Zu den wichtigsten Sehenswürdigkeiten gehören:
- The Hoe, ein hochgelegenes Kalksteinplateau am nördlichen Ende des Plymouth Sound, ist seit 1817 ein öffentlicher Park, von dem sich ein weiter Ausblick über den Plymouth Sound bietet. Angeblich hat hier Francis Drake zusammen mit Admiral Howard und den Kapitänen Frobisher und Hawkins auf dem Rasen noch sein Bowlsspiel beendet, bevor er zum Kampf gegen die in Sicht befindliche spanische Armada aufbrach. An Drake erinnert eine über drei Meter hohe Bronzestatue, die 1884 aufgestellt wurde und eine Kopie der von Joseph Boehm geschaffenen Statue in Drakes Geburtsstadt Tavistock ist. Außerdem befinden sich hier das „Ehrenmal der Marine“ und andere Kriegerdenkmäler.

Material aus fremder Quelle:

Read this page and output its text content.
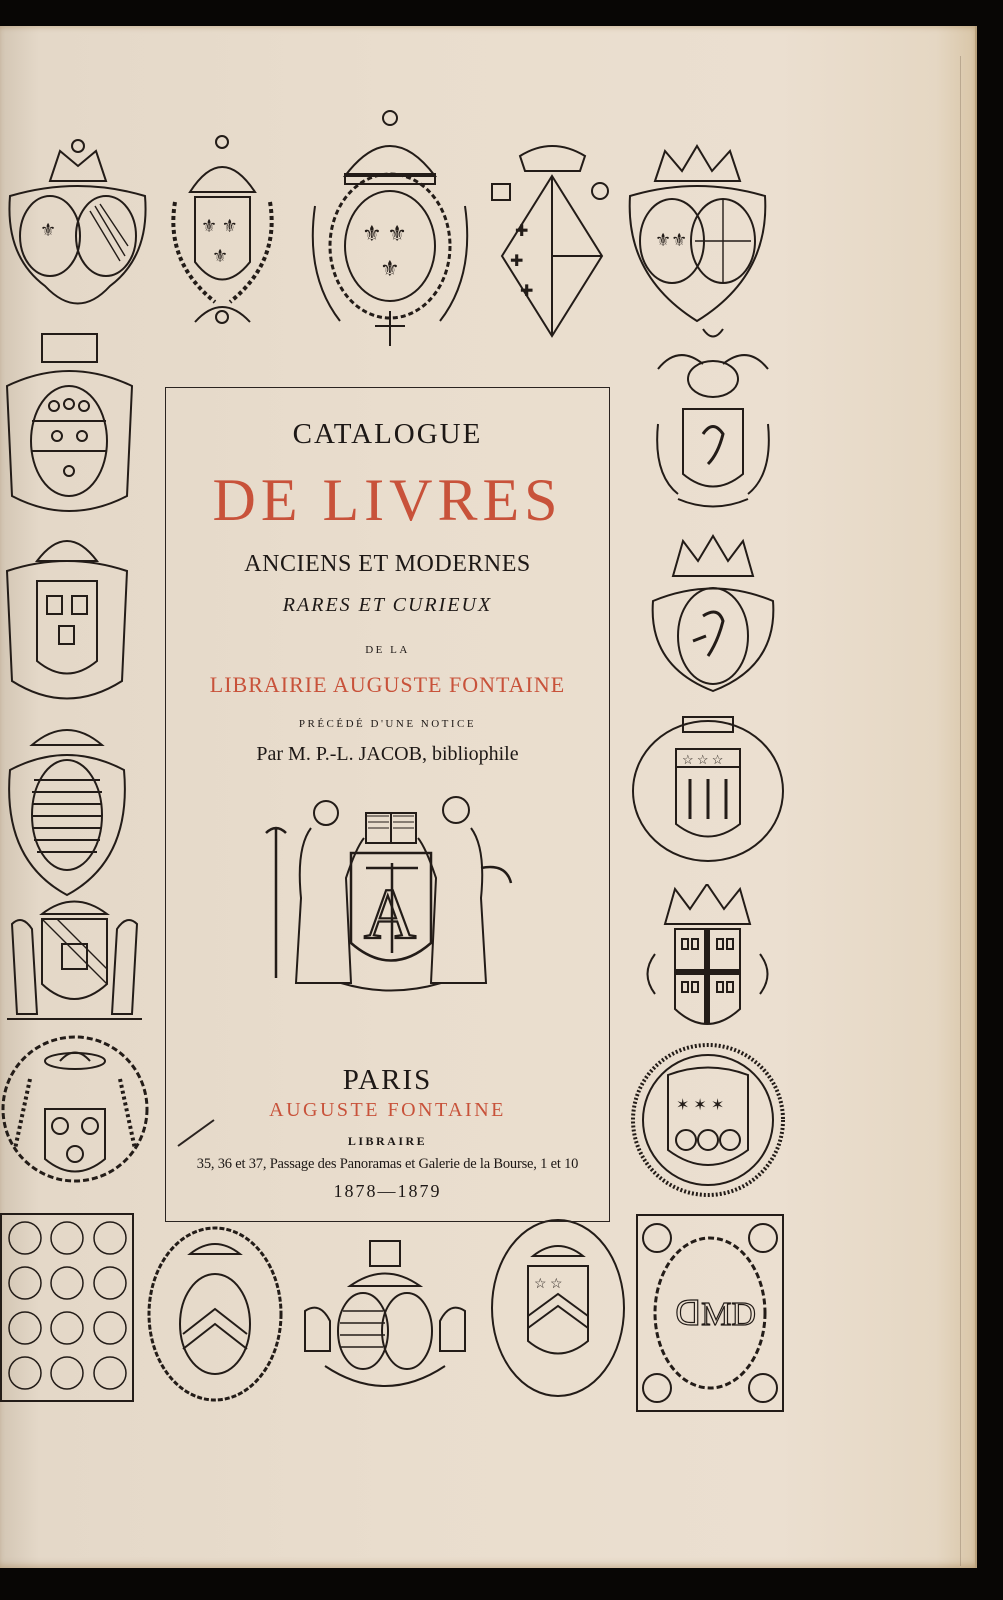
⚜	⚜ ⚜
⚜
⚜ ⚜
⚜
✚
✚
✚
⚜⚜
☆ ☆ ☆
✶ ✶ ✶
☆ ☆
ᗡMD
CATALOGUE
DE LIVRES
ANCIENS ET MODERNES
RARES ET CURIEUX
DE LA
LIBRAIRIE AUGUSTE FONTAINE
PRÉCÉDÉ D'UNE NOTICE
Par M. P.-L. JACOB, bibliophile
A
PARIS
AUGUSTE FONTAINE
LIBRAIRE
35, 36 et 37, Passage des Panoramas et Galerie de la Bourse, 1 et 10
1878—1879
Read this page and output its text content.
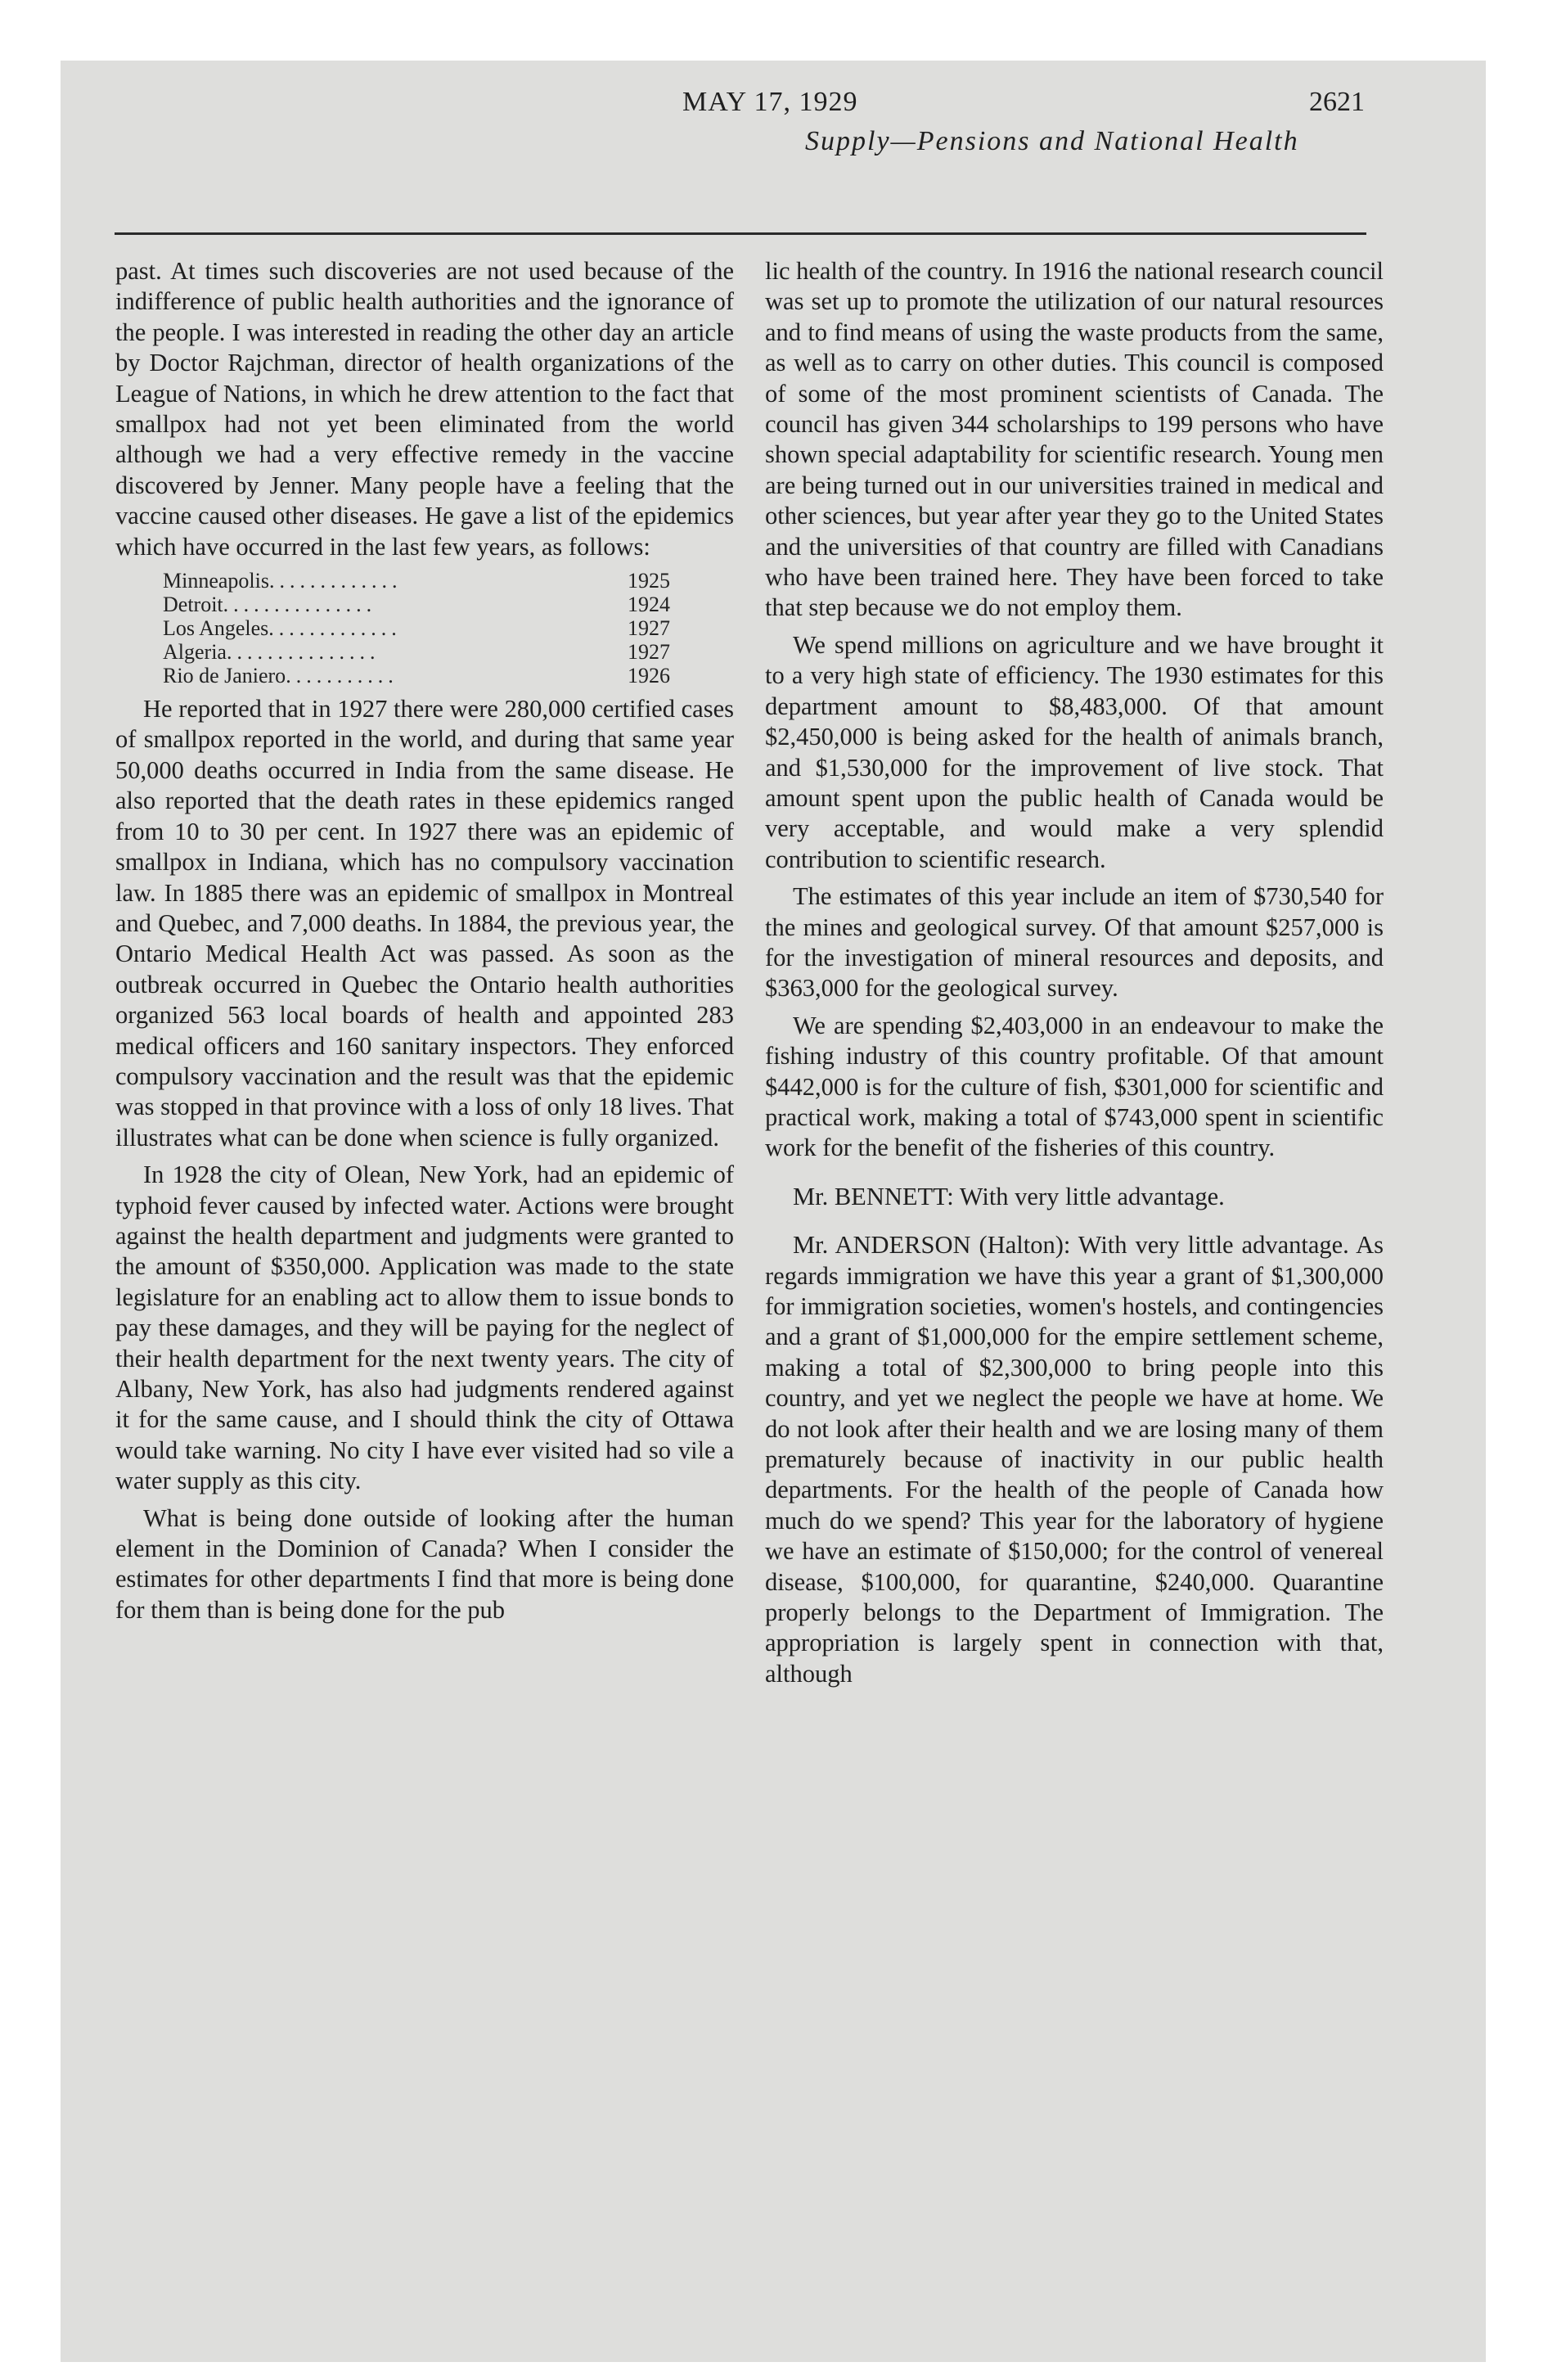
MAY 17, 1929	2621
Supply—Pensions and National Health

past. At times such discoveries are not used because of the indifference of public health authorities and the ignorance of the people. I was interested in reading the other day an article by Doctor Rajchman, director of health organizations of the League of Nations, in which he drew attention to the fact that smallpox had not yet been eliminated from the world although we had a very effective remedy in the vaccine discovered by Jenner. Many people have a feeling that the vaccine caused other diseases. He gave a list of the epidemics which have occurred in the last few years, as follows:

Minneapolis.............	1925
Detroit...............	1924
Los Angeles.............	1927
Algeria...............	1927
Rio de Janiero...........	1926

He reported that in 1927 there were 280,000 certified cases of smallpox reported in the world, and during that same year 50,000 deaths occurred in India from the same disease. He also reported that the death rates in these epidemics ranged from 10 to 30 per cent. In 1927 there was an epidemic of smallpox in Indiana, which has no compulsory vaccination law. In 1885 there was an epidemic of smallpox in Montreal and Quebec, and 7,000 deaths. In 1884, the previous year, the Ontario Medical Health Act was passed. As soon as the outbreak occurred in Quebec the Ontario health authorities organized 563 local boards of health and appointed 283 medical officers and 160 sanitary inspectors. They enforced compulsory vaccination and the result was that the epidemic was stopped in that province with a loss of only 18 lives. That illustrates what can be done when science is fully organized.

In 1928 the city of Olean, New York, had an epidemic of typhoid fever caused by infected water. Actions were brought against the health department and judgments were granted to the amount of $350,000. Application was made to the state legislature for an enabling act to allow them to issue bonds to pay these damages, and they will be paying for the neglect of their health department for the next twenty years. The city of Albany, New York, has also had judgments rendered against it for the same cause, and I should think the city of Ottawa would take warning. No city I have ever visited had so vile a water supply as this city.

What is being done outside of looking after the human element in the Dominion of Canada? When I consider the estimates for other departments I find that more is being done for them than is being done for the pub

lic health of the country. In 1916 the national research council was set up to promote the utilization of our natural resources and to find means of using the waste products from the same, as well as to carry on other duties. This council is composed of some of the most prominent scientists of Canada. The council has given 344 scholarships to 199 persons who have shown special adaptability for scientific research. Young men are being turned out in our universities trained in medical and other sciences, but year after year they go to the United States and the universities of that country are filled with Canadians who have been trained here. They have been forced to take that step because we do not employ them.

We spend millions on agriculture and we have brought it to a very high state of efficiency. The 1930 estimates for this department amount to $8,483,000. Of that amount $2,450,000 is being asked for the health of animals branch, and $1,530,000 for the improvement of live stock. That amount spent upon the public health of Canada would be very acceptable, and would make a very splendid contribution to scientific research.

The estimates of this year include an item of $730,540 for the mines and geological survey. Of that amount $257,000 is for the investigation of mineral resources and deposits, and $363,000 for the geological survey.

We are spending $2,403,000 in an endeavour to make the fishing industry of this country profitable. Of that amount $442,000 is for the culture of fish, $301,000 for scientific and practical work, making a total of $743,000 spent in scientific work for the benefit of the fisheries of this country.

Mr. BENNETT: With very little advantage.

Mr. ANDERSON (Halton): With very little advantage. As regards immigration we have this year a grant of $1,300,000 for immigration societies, women's hostels, and contingencies and a grant of $1,000,000 for the empire settlement scheme, making a total of $2,300,000 to bring people into this country, and yet we neglect the people we have at home. We do not look after their health and we are losing many of them prematurely because of inactivity in our public health departments. For the health of the people of Canada how much do we spend? This year for the laboratory of hygiene we have an estimate of $150,000; for the control of venereal disease, $100,000, for quarantine, $240,000. Quarantine properly belongs to the Department of Immigration. The appropriation is largely spent in connection with that, although
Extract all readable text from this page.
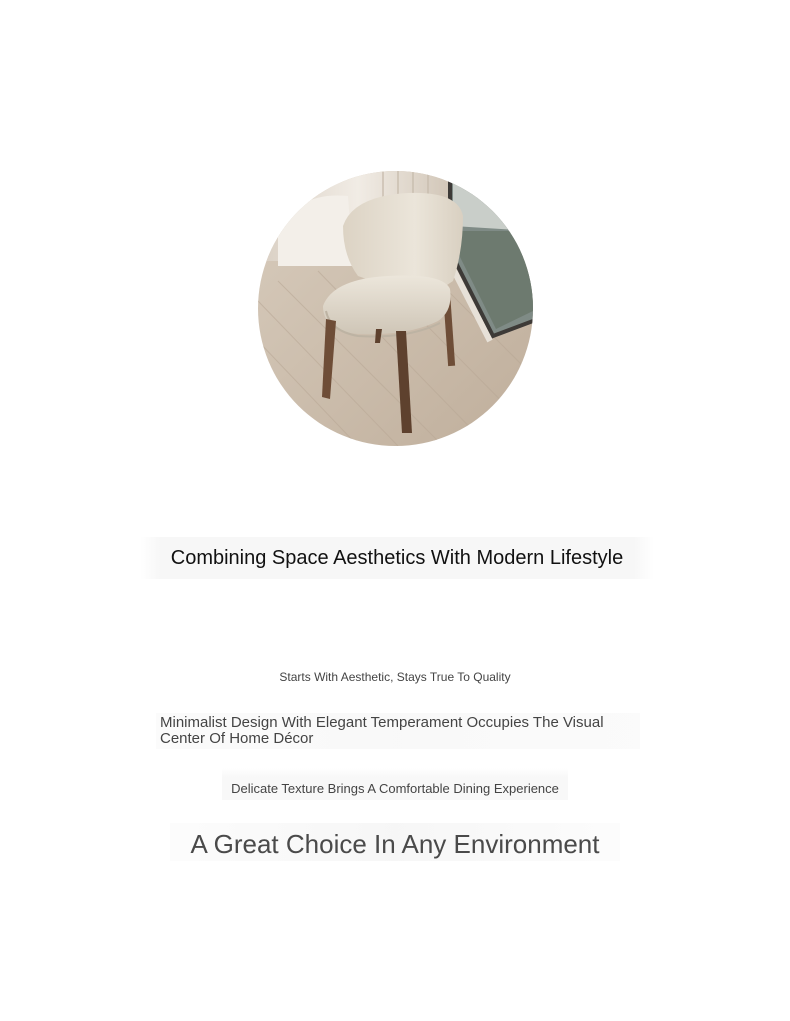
Combining Space Aesthetics With Modern Lifestyle
Starts With Aesthetic, Stays True To Quality
Minimalist Design With Elegant Temperament Occupies The Visual Center Of Home Décor
Delicate Texture Brings A Comfortable Dining Experience
A Great Choice In Any Environment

- Der Smeaton’s Tower wurde 1759 als Leuchtturm auf dem Eddystone Reef erbaut. Zu Beginn der 1880er Jahre wurde der Turm durch einen Neubau ersetzt. Der alte Turm wurde abgetragen und etwa zwei Drittel des Turms wurden auf The Hoe wiederaufgebaut. Der noch 22 m hohe Turm dient heute als Aussichtsturm.